If you’ve read the news lately, you’ll know that reproductive rights and justice is front and center in our current American environment. But this investment in and interrogation of women’s embodiment is nothing new; an interest in sexuality and reproduction have long been a facet of cultural and artistic representations of women in both American and British contexts. In this Transatlantic Literature course, we’ll consider representations of sexuality and reproduction from the late 18th to the early 20th centuries, with a particular focus on the late 19th discourse concerning “the New Woman” as it intersects with and challenges traditional models of femininity, maternity, and sexuality. Potential texts we might treat include nonfiction excerpts from a midwife’s diaries from 18th century New England and from letters written by women who gave birth to illegitimate children in Victorian London; fiction about fallen women (Esther Waters by George Moore; Summer by Edith Wharton) and New Women (The Awakening by Kate Chopin; various short stories); and engagement with illegal abortion (Voyage in the Dark by Jean Rhys; The Wild Palms by William Faulkner; “Hills Like White Elephants” by Ernest Hemingway). The course will focus on a wide swath of period-specific readings, but also offer opportunities for students, in their projects and papers, to connect these literary works to contemporary events.  

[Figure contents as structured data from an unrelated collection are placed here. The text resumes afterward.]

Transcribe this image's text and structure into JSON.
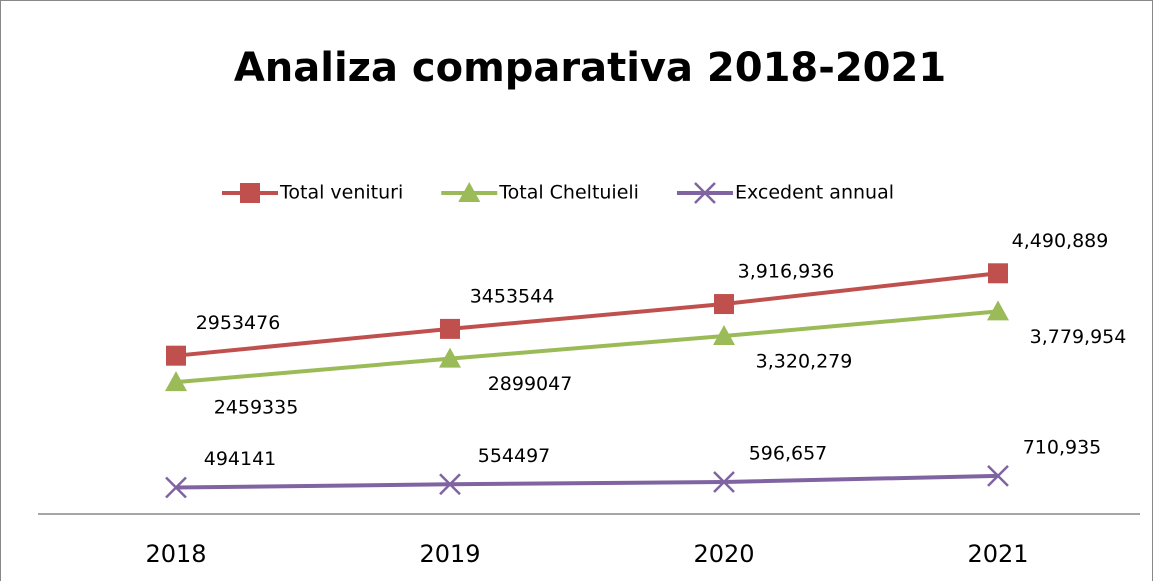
{
  "chart_data": {
    "type": "line",
    "title": "Analiza comparativa 2018-2021",
    "categories": [
      "2018",
      "2019",
      "2020",
      "2021"
    ],
    "ylim": [
      0,
      5000000
    ],
    "legend": "top",
    "series": [
      {
        "name": "Total venituri",
        "color": "#c0504d",
        "marker": "square",
        "values": [
          2953476,
          3453544,
          3916936,
          4490889
        ],
        "value_labels": [
          "2953476",
          "3453544",
          "3,916,936",
          "4,490,889"
        ]
      },
      {
        "name": "Total Cheltuieli",
        "color": "#9bbb59",
        "marker": "triangle",
        "values": [
          2459335,
          2899047,
          3320279,
          3779954
        ],
        "value_labels": [
          "2459335",
          "2899047",
          "3,320,279",
          "3,779,954"
        ]
      },
      {
        "name": "Excedent annual",
        "color": "#8064a2",
        "marker": "x",
        "values": [
          494141,
          554497,
          596657,
          710935
        ],
        "value_labels": [
          "494141",
          "554497",
          "596,657",
          "710,935"
        ]
      }
    ]
  }
}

ENGL 482 Modern American Fiction

In this course we will study a variety of American novels and short stories ranging from the middle of the 20th century to the early 21st century. The organizing theme will be “Teachers and Students.” Readings are likely to include books by Alison Bechdel, Don DeLillo, Donna Tartt, and John Williams, as well as short stories by James Baldwin, Denis Johnson, Flannery O’Connor, ZZ Packer, Philip Roth, and Alice Walker. The course will be discussion based, and assignments will include short essays and a research project.